Rucui Yu^a,*, Ruiying Wu^b, Tingting Chen^a, Jingwei Xu^c

^a Department of Traditional Chinese Medicine, The First Affiliated Hospital of USTC, Division of Life Sciences and Medicine, University of Science and Technology of China, Hefei, Anhui 230001, China

^b Department of Traditional Chinese Medicine, The First Clinical Medical School of Anhui University of Traditional Chinese Medicine, Hefei, Anhui 230001, China

^c Department of Clinical Laboratory, The First Affiliated Hospital of the University of Science and Technique of China, Hefei, China

Diabetic nephropathy (DN) is one dominating reason for death in diabetic patients, and its incidence is high.
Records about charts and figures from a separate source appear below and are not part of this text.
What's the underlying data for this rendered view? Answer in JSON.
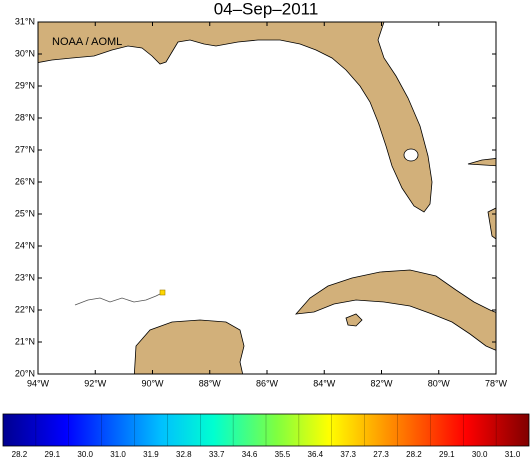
{
  "title": "04–Sep–2011",
  "credit": "NOAA / AOML",
  "lat_labels": [
    "31°N",
    "30°N",
    "29°N",
    "28°N",
    "27°N",
    "26°N",
    "25°N",
    "24°N",
    "23°N",
    "22°N",
    "21°N",
    "20°N"
  ],
  "lon_labels": [
    "94°W",
    "92°W",
    "90°W",
    "88°W",
    "86°W",
    "84°W",
    "82°W",
    "80°W",
    "78°W"
  ],
  "colorbar_labels": [
    "28.2",
    "29.1",
    "30.0",
    "31.0",
    "31.9",
    "32.8",
    "33.7",
    "34.6",
    "35.5",
    "36.4",
    "37.3",
    "27.3",
    "28.2",
    "29.1",
    "30.0",
    "31.0"
  ]
}
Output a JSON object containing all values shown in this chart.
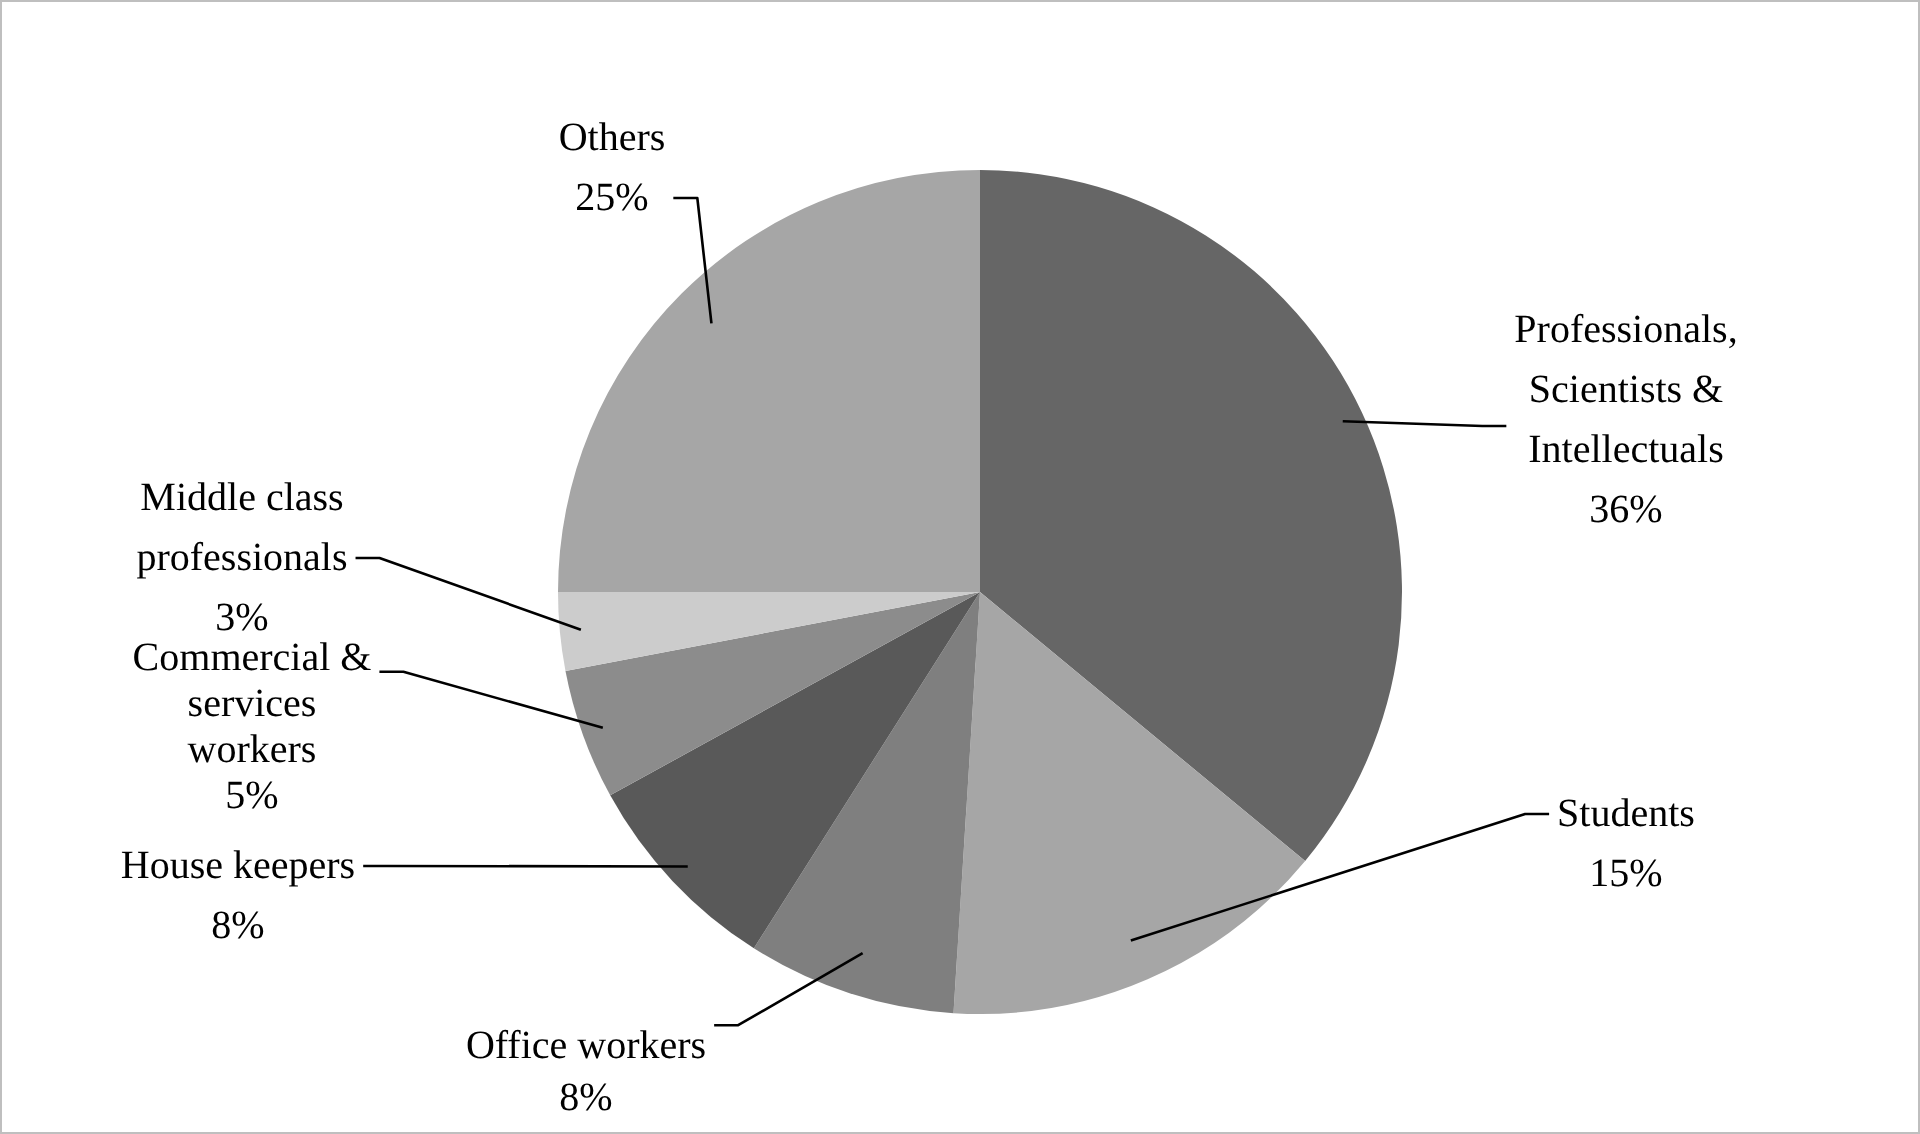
{
  "chart_data": {
    "type": "pie",
    "categories": [
      "Professionals, Scientists & Intellectuals",
      "Students",
      "Office workers",
      "House keepers",
      "Commercial & services workers",
      "Middle class professionals",
      "Others"
    ],
    "values": [
      36,
      15,
      8,
      8,
      5,
      3,
      25
    ],
    "value_labels": [
      "36%",
      "15%",
      "8%",
      "8%",
      "5%",
      "3%",
      "25%"
    ],
    "colors": [
      "#666666",
      "#a6a6a6",
      "#7f7f7f",
      "#595959",
      "#8c8c8c",
      "#cccccc",
      "#a6a6a6"
    ],
    "legend": false
  }
}
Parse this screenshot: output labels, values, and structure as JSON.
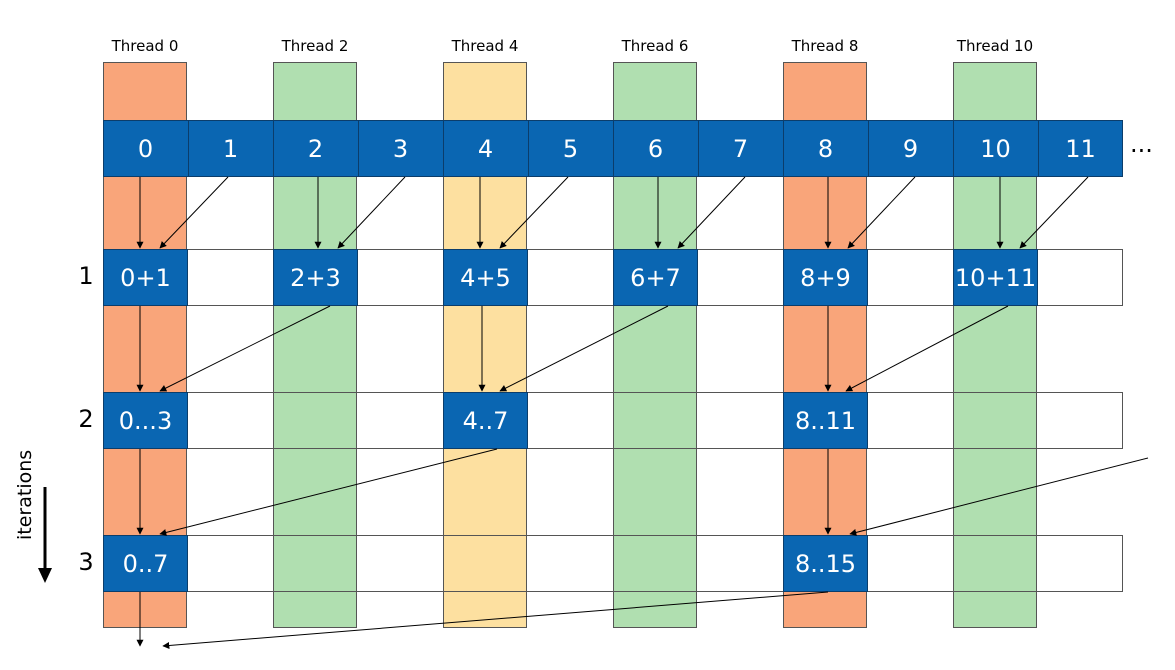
{
  "threads": [
    {
      "label": "Thread 0",
      "color": "#f9a57a"
    },
    {
      "label": "Thread 2",
      "color": "#b0dfb0"
    },
    {
      "label": "Thread 4",
      "color": "#fde0a0"
    },
    {
      "label": "Thread 6",
      "color": "#b0dfb0"
    },
    {
      "label": "Thread 8",
      "color": "#f9a57a"
    },
    {
      "label": "Thread 10",
      "color": "#b0dfb0"
    }
  ],
  "input_cells": [
    "0",
    "1",
    "2",
    "3",
    "4",
    "5",
    "6",
    "7",
    "8",
    "9",
    "10",
    "11"
  ],
  "ellipsis": "...",
  "iterations": [
    {
      "label": "1",
      "cells": [
        "0+1",
        "2+3",
        "4+5",
        "6+7",
        "8+9",
        "10+11"
      ]
    },
    {
      "label": "2",
      "cells": [
        "0...3",
        "4..7",
        "8..11"
      ]
    },
    {
      "label": "3",
      "cells": [
        "0..7",
        "8..15"
      ]
    }
  ],
  "axis_label": "iterations",
  "colors": {
    "cell_blue": "#0a66b2",
    "orange": "#f9a57a",
    "green": "#b0dfb0",
    "yellow": "#fde0a0"
  }
}
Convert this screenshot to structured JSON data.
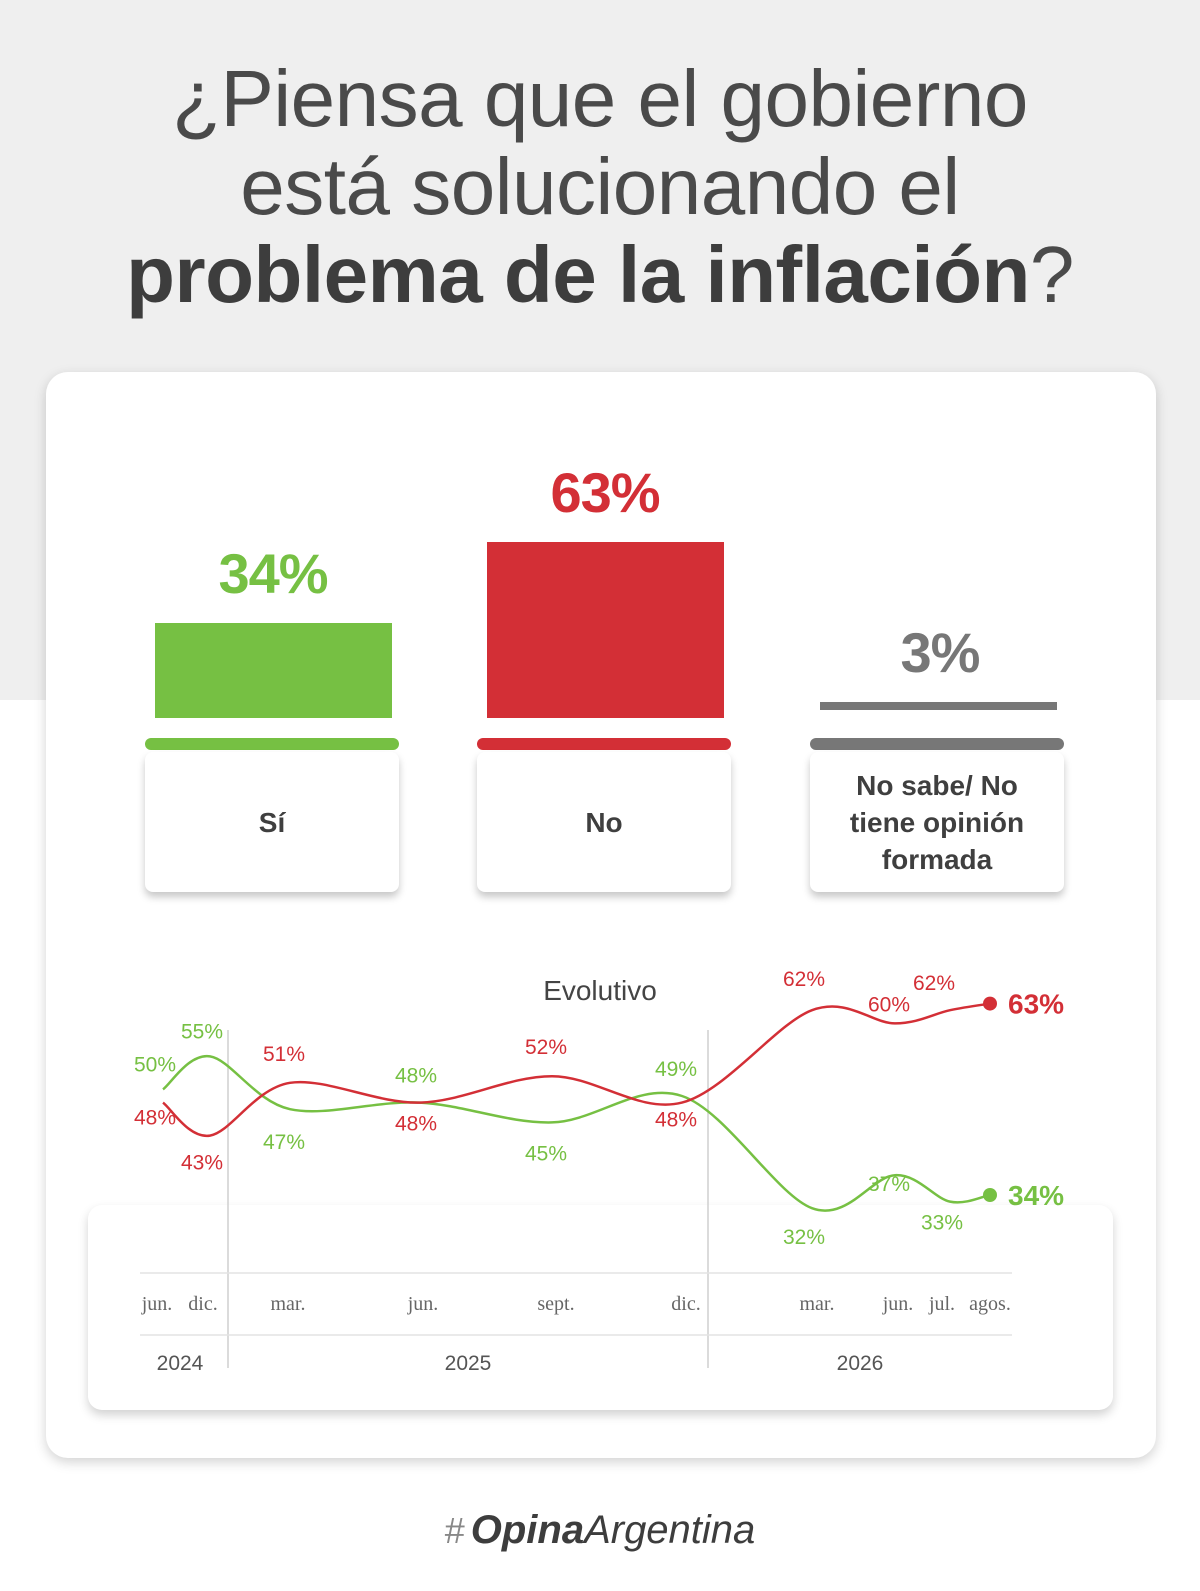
{
  "title": {
    "line1": "¿Piensa que el gobierno",
    "line2": "está solucionando el",
    "line3_bold": "problema de la inflación",
    "line3_end": "?"
  },
  "colors": {
    "si": "#76c043",
    "no": "#d32f36",
    "ns": "#777777"
  },
  "answers": [
    {
      "label": "Sí",
      "value": 34,
      "pct": "34%"
    },
    {
      "label": "No",
      "value": 63,
      "pct": "63%"
    },
    {
      "label": "No sabe/ No tiene opinión formada",
      "value": 3,
      "pct": "3%"
    }
  ],
  "evolution_title": "Evolutivo",
  "chart_data": [
    {
      "type": "bar",
      "categories": [
        "Sí",
        "No",
        "No sabe/ No tiene opinión formada"
      ],
      "values": [
        34,
        63,
        3
      ],
      "ylabel": "",
      "xlabel": ""
    },
    {
      "type": "line",
      "title": "Evolutivo",
      "x": [
        "jun. 2024",
        "dic. 2024",
        "mar. 2025",
        "jun. 2025",
        "sept. 2025",
        "dic. 2025",
        "mar. 2026",
        "jun. 2026",
        "jul. 2026",
        "agos. 2026"
      ],
      "x_tick_labels": [
        "jun.",
        "dic.",
        "mar.",
        "jun.",
        "sept.",
        "dic.",
        "mar.",
        "jun.",
        "jul.",
        "agos."
      ],
      "year_labels": [
        "2024",
        "2025",
        "2026"
      ],
      "series": [
        {
          "values": [
            50,
            55,
            47,
            48,
            45,
            49,
            32,
            37,
            33,
            34
          ],
          "color": "#76c043",
          "labels": [
            "50%",
            "55%",
            "47%",
            "48%",
            "45%",
            "49%",
            "32%",
            "37%",
            "33%",
            "34%"
          ]
        },
        {
          "values": [
            48,
            43,
            51,
            48,
            52,
            48,
            62,
            60,
            62,
            63
          ],
          "color": "#d32f36",
          "labels": [
            "48%",
            "43%",
            "51%",
            "48%",
            "52%",
            "48%",
            "62%",
            "60%",
            "62%",
            "63%"
          ]
        }
      ]
    }
  ],
  "logo": {
    "brand": "Opina",
    "rest": "Argentina"
  }
}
It has been reported that Yiqi Yangyin Tongluo prescription (YYTP) can relieve inflammation, and it owns better clinical effects in the treatment of DN. However, the molecular mechanisms of YYTP in the treatment of DN still keep unclear, and deeply investigations are needed. In this study, it firstly was manifested that YYTP can repress the lncRNA VIM-antisense 1 (VIM-AS1) expression in high glucose (HG)-evoked HK-2 cells. Overexpression of VIM-AS1 roll-backed the inhibitive impacts of YYTP on cell apoptosis in HG-triggered HK-2 cells. Additionally, it was uncovered that the attenuated autophagy of LC3B in HG-triggered HK-2 cells was counteracted after 20% YYTP treatment, but this phenomenon was further attenuated after VIM-AS1 amplification. Besides, VIM-AS1 can pull down FOXK2 protein, and overexpression of VIM-AS1 counteracted the suppressive effects of YYTP on forkhead box K2 (FOXK2)/mammalian target of rapamycin (mTOR) in HG-mediated HK-2 cells. In conclusion, it was firstly disclosed that YYTP targeted lncRNA VIM-AS1 to regulate FOXK2/mTOR to promote autophagy and inhibit cell apoptosis in DN progression. This discovery hinted that YYTP may be one valid drug for DN therapy.